Die Griechen entdecken die Wissenschaft

Die Griechen fanden ihre kulturelle Identität in den Versen Homers, die ihre glorreiche Vergangenheit besangen. Doch Homers Götter waren literarische Subjekte, weder sehr glaubwürdig noch wirklich majestätisch. Es ist schon behauptet worden, es gäbe kein Gedicht, das weniger religiös sei als die „Ilias“. Carlo Rovelli stellt fest: „In dieser Welt ohne Zentrum, ohne starke Götter, steht alles offen und ist bereit für eine andere Art des Denkens.“ Es gibt daher eine klare Beziehung zwischen den neuen sozialen und politischen Situation und der Geburt des wissenschaftlichen Denkens. Die Gemeinsamkeiten sind für Carlo Rovelli offensichtlich. Erstens gehört dazu die Säkularisierung. Das heißt, die Idee, dass die Gesetze und Vorstellungen der Alten nicht zwangsläufig die besten sind. Seit dem Jahr 2000 ist Carlo Rovelli Professor für Physik an der Universität Marseille.

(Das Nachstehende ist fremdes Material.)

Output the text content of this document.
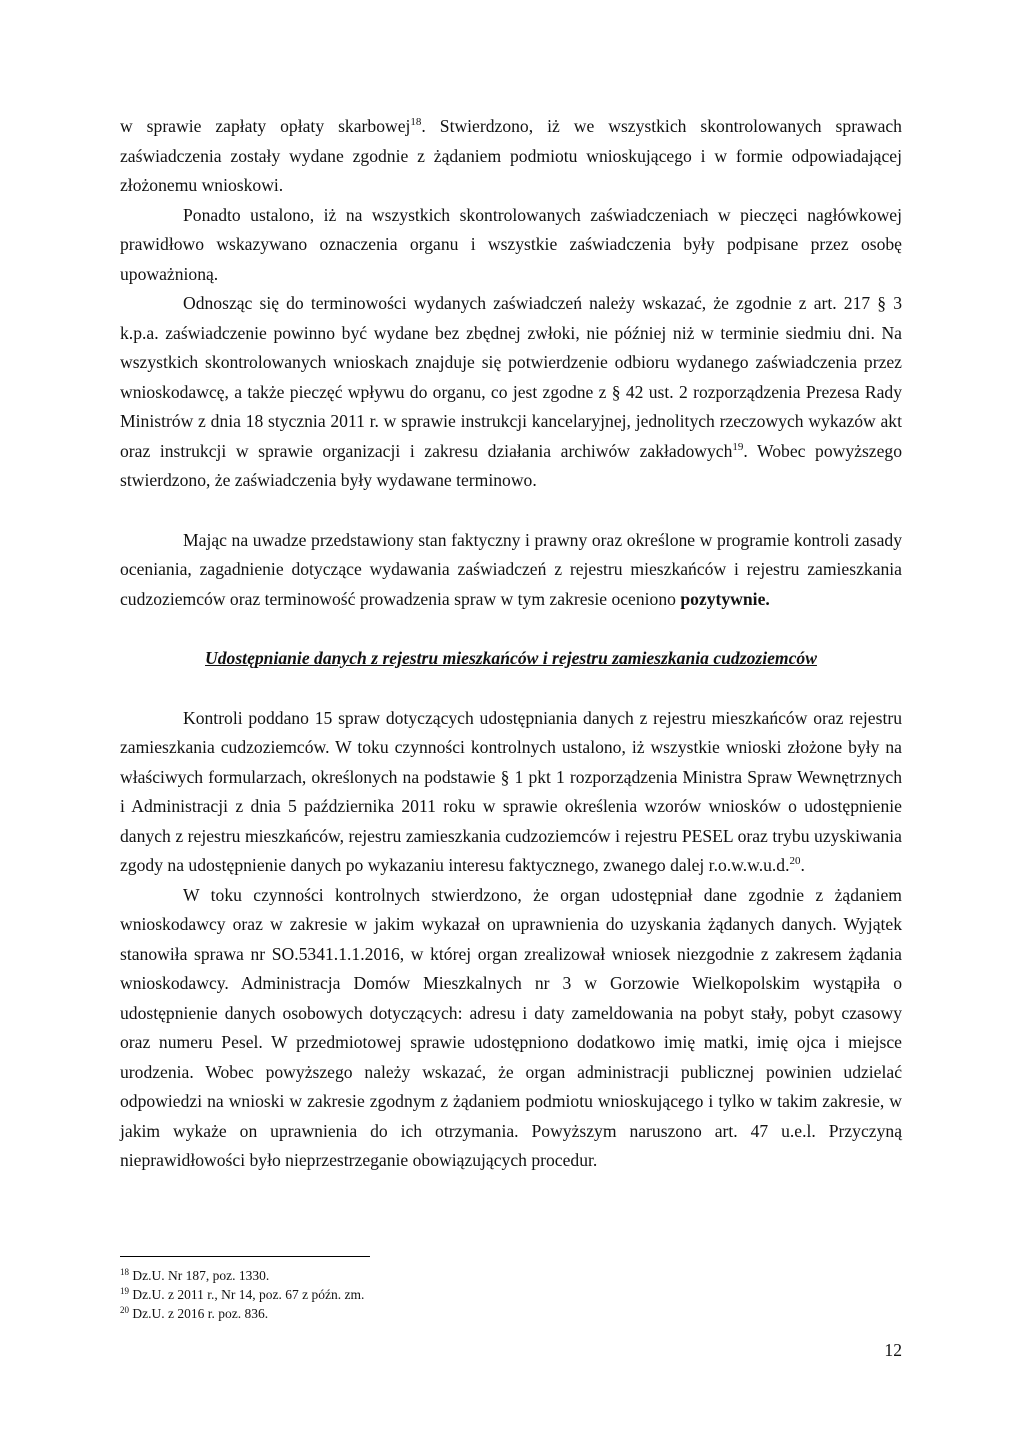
w sprawie zapłaty opłaty skarbowej$^{18}$. Stwierdzono, iż we wszystkich skontrolowanych sprawach zaświadczenia zostały wydane zgodnie z żądaniem podmiotu wnioskującego i w formie odpowiadającej złożonemu wnioskowi.

Ponadto ustalono, iż na wszystkich skontrolowanych zaświadczeniach w pieczęci nagłówkowej prawidłowo wskazywano oznaczenia organu i wszystkie zaświadczenia były podpisane przez osobę upoważnioną.

Odnosząc się do terminowości wydanych zaświadczeń należy wskazać, że zgodnie z art. 217 § 3 k.p.a. zaświadczenie powinno być wydane bez zbędnej zwłoki, nie później niż w terminie siedmiu dni. Na wszystkich skontrolowanych wnioskach znajduje się potwierdzenie odbioru wydanego zaświadczenia przez wnioskodawcę, a także pieczęć wpływu do organu, co jest zgodne z § 42 ust. 2 rozporządzenia Prezesa Rady Ministrów z dnia 18 stycznia 2011 r. w sprawie instrukcji kancelaryjnej, jednolitych rzeczowych wykazów akt oraz instrukcji w sprawie organizacji i zakresu działania archiwów zakładowych$^{19}$. Wobec powyższego stwierdzono, że zaświadczenia były wydawane terminowo.

Mając na uwadze przedstawiony stan faktyczny i prawny oraz określone w programie kontroli zasady oceniania, zagadnienie dotyczące wydawania zaświadczeń z rejestru mieszkańców i rejestru zamieszkania cudzoziemców oraz terminowość prowadzenia spraw w tym zakresie oceniono pozytywnie.

Udostępnianie danych z rejestru mieszkańców i rejestru zamieszkania cudzoziemców

Kontroli poddano 15 spraw dotyczących udostępniania danych z rejestru mieszkańców oraz rejestru zamieszkania cudzoziemców. W toku czynności kontrolnych ustalono, iż wszystkie wnioski złożone były na właściwych formularzach, określonych na podstawie § 1 pkt 1 rozporządzenia Ministra Spraw Wewnętrznych i Administracji z dnia 5 października 2011 roku w sprawie określenia wzorów wniosków o udostępnienie danych z rejestru mieszkańców, rejestru zamieszkania cudzoziemców i rejestru PESEL oraz trybu uzyskiwania zgody na udostępnienie danych po wykazaniu interesu faktycznego, zwanego dalej r.o.w.w.u.d.$^{20}$.

W toku czynności kontrolnych stwierdzono, że organ udostępniał dane zgodnie z żądaniem wnioskodawcy oraz w zakresie w jakim wykazał on uprawnienia do uzyskania żądanych danych. Wyjątek stanowiła sprawa nr SO.5341.1.1.2016, w której organ zrealizował wniosek niezgodnie z zakresem żądania wnioskodawcy. Administracja Domów Mieszkalnych nr 3 w Gorzowie Wielkopolskim wystąpiła o udostępnienie danych osobowych dotyczących: adresu i daty zameldowania na pobyt stały, pobyt czasowy oraz numeru Pesel. W przedmiotowej sprawie udostępniono dodatkowo imię matki, imię ojca i miejsce urodzenia. Wobec powyższego należy wskazać, że organ administracji publicznej powinien udzielać odpowiedzi na wnioski w zakresie zgodnym z żądaniem podmiotu wnioskującego i tylko w takim zakresie, w jakim wykaże on uprawnienia do ich otrzymania. Powyższym naruszono art. 47 u.e.l. Przyczyną nieprawidłowości było nieprzestrzeganie obowiązujących procedur.

$^{18}$ Dz.U. Nr 187, poz. 1330.
$^{19}$ Dz.U. z 2011 r., Nr 14, poz. 67 z późn. zm.
$^{20}$ Dz.U. z 2016 r. poz. 836.
12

Eine Mehrheit trägt die Entscheidungen

Die besten Entscheidungen können aus Diskussionen erwachsen und nicht aus der Autorität eines Herrschers oder der Ehrfurcht vor der Tradition. Die öffentliche Kritik eines Vorschlags ist nötig, um dessen Schwächen offenzulegen. Man kann Argumente vorbringen und zu einer gemeinsamen Lösung kommen. In gewisser Weise handelt es sich dabei um die „Entdeckung“ der naturwissenschaftlichen Methode. Jemand hat eine Idee und schlägt eine Erklärung für ein bestimmtes Phänomen vor.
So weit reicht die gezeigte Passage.